Is Keto Unhealthy & Dangerous?

Is Keto Unhealthy & Dangerous?

Is Keto Unhealthy – Controversy Surrounding LCHF Diets


Some clinicians and nutritionists have expressed concerns pertaining to the elimination of carbs from the diet being both unhealthy and dangerous. The major worries centre around there being a lack of nutrition, since many see this as needing to leave “wholesome” food or meals the way humans have been brought up to consume for generations.

There have been few clinical studies reporting on the adverse effects of long term no-carb or low-carb diets on the constitution and general health. One such study, released by Shape Up America – a non-profit organisation – explores the results of a survey in 2003, wherein they noted that people were inadvertently opening themselves up to health issues due to misunderstandings about low-carb diets. It also revealed that people were more likely to blame carbohydrates as the chief cause of weight gain, as opposed to monitoring calories.

In the published article that has now been taken offline, the founder of Shape Up America, former U.S. Surgeon General C. Everett Koop stated that “diets that restrict the consumption of entire food groups — especially essential carbohydrates like fruits and vegetables — are unhealthy and can be dangerous”.
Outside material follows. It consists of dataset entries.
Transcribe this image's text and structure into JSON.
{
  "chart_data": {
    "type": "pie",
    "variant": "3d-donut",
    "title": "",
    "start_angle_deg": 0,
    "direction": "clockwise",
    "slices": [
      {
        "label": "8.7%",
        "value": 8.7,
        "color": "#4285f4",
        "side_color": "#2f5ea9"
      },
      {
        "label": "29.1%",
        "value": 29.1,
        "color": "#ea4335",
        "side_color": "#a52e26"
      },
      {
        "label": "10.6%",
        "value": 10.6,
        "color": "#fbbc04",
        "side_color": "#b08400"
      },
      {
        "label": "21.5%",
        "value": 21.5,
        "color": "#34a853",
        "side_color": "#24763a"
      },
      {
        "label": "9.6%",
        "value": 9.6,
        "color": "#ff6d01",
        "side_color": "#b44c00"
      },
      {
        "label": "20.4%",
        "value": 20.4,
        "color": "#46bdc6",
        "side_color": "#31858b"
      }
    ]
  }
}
As per some surveys and nutritionist feedback, the consumption of a low carb diet causes, among other things:

  • diarrhoea
  • constipation
  • dehydration
  • rashes, etc.

Some people also report feeling weak and/or nauseated when restricting carb intake. The sudden deprivation of sugar and comfort food which provides an energy spike to the system also causes irritability among first timers.

On the other hand

Other studies like the one released by the New England Journal of Medicine, however, have shown that low-carb diets resulted in lowered triglyceride levels, provided that the protein and fat sources come from healthier alternatives such as vegetables. The results showed that women that consumed a low-carb high-fat diet were at a lower risk of heart disease and type 2 diabetes as opposed to those that followed a high-carb low-fat diet.
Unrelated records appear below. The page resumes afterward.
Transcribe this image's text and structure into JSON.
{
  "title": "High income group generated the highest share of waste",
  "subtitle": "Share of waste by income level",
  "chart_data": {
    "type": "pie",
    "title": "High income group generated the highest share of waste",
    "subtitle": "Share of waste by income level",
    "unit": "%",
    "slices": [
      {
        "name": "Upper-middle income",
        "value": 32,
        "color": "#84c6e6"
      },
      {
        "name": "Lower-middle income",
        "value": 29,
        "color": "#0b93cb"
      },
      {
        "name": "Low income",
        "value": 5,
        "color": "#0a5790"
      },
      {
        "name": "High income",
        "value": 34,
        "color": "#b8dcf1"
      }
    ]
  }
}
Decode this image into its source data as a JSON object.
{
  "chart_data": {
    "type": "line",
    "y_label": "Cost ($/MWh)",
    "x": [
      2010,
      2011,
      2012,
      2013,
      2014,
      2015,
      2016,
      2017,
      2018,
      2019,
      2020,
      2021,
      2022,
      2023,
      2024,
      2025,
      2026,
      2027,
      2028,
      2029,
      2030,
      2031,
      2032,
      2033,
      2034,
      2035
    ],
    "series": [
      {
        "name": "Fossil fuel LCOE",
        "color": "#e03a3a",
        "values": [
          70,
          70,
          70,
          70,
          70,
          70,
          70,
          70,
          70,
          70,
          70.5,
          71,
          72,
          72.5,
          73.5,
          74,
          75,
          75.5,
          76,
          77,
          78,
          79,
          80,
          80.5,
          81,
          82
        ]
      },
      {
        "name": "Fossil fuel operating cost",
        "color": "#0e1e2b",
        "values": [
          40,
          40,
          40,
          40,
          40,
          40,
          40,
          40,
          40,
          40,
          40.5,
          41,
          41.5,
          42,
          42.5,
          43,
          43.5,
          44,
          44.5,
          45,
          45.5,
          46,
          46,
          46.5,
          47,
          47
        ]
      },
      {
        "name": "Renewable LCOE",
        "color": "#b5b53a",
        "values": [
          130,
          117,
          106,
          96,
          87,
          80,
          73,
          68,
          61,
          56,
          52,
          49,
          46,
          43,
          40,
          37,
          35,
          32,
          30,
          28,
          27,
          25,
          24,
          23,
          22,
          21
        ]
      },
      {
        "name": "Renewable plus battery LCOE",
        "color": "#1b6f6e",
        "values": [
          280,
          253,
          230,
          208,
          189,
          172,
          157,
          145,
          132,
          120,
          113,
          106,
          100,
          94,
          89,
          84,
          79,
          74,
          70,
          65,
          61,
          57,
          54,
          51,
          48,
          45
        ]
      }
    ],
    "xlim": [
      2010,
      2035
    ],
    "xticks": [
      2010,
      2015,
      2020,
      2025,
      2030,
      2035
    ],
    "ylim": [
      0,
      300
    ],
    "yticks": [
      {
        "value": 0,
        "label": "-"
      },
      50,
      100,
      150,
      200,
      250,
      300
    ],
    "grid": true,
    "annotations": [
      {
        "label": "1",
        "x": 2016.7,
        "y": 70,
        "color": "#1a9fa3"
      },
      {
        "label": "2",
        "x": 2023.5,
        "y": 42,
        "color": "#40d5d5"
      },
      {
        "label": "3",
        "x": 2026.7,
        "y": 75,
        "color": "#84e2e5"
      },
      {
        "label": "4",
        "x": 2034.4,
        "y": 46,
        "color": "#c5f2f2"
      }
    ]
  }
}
While extreme diets and nutrition deprivation can harm metabolism, the ketogenic diet – if done right – provides significant health improvements. As with anything else, the key is moderation and ensuring awareness about food intake. Nutritional requirements are met when fulfilled through natural sources such as vegetables and mixed berries. Greek yoghurt, avocados and MCT oil are amazing sources of healthy fats with several reported benefits.

Understanding macronutrients or macros is Keto 101 and is a cornerstone of the IIFYM (If It Fits Your Macros) mantra. So you might have a spoon of peanut butter or fat bomb, but this can be offset by eating a low-carb meal such as broccoli soup or grilled chicken.

The best way to go about sustainable weight loss is to supplement diet with moderate exercise for a few days a week, depending on your lifestyle. A 30-minute brisk walk will go a long way in helping you with your health/weight goals. Weight training is also an excellent workout – coupled with the keto diet, it’ll help ensure that you do not lose any muscle mass.

The body is programmed to adapt to any situation it is put through. While the initial trudges of a keto diet may seem like a cruel and unusual punishment to some, the benefits far outweigh any initial malaise, and, according to most clinical studies, has a lasting positive impact on health and well being. It is imperative to be prepared for the road that lies ahead when a ketogenic lifestyle is chosen. This can be made much easier with the help of multivitamin supplements and high water intake.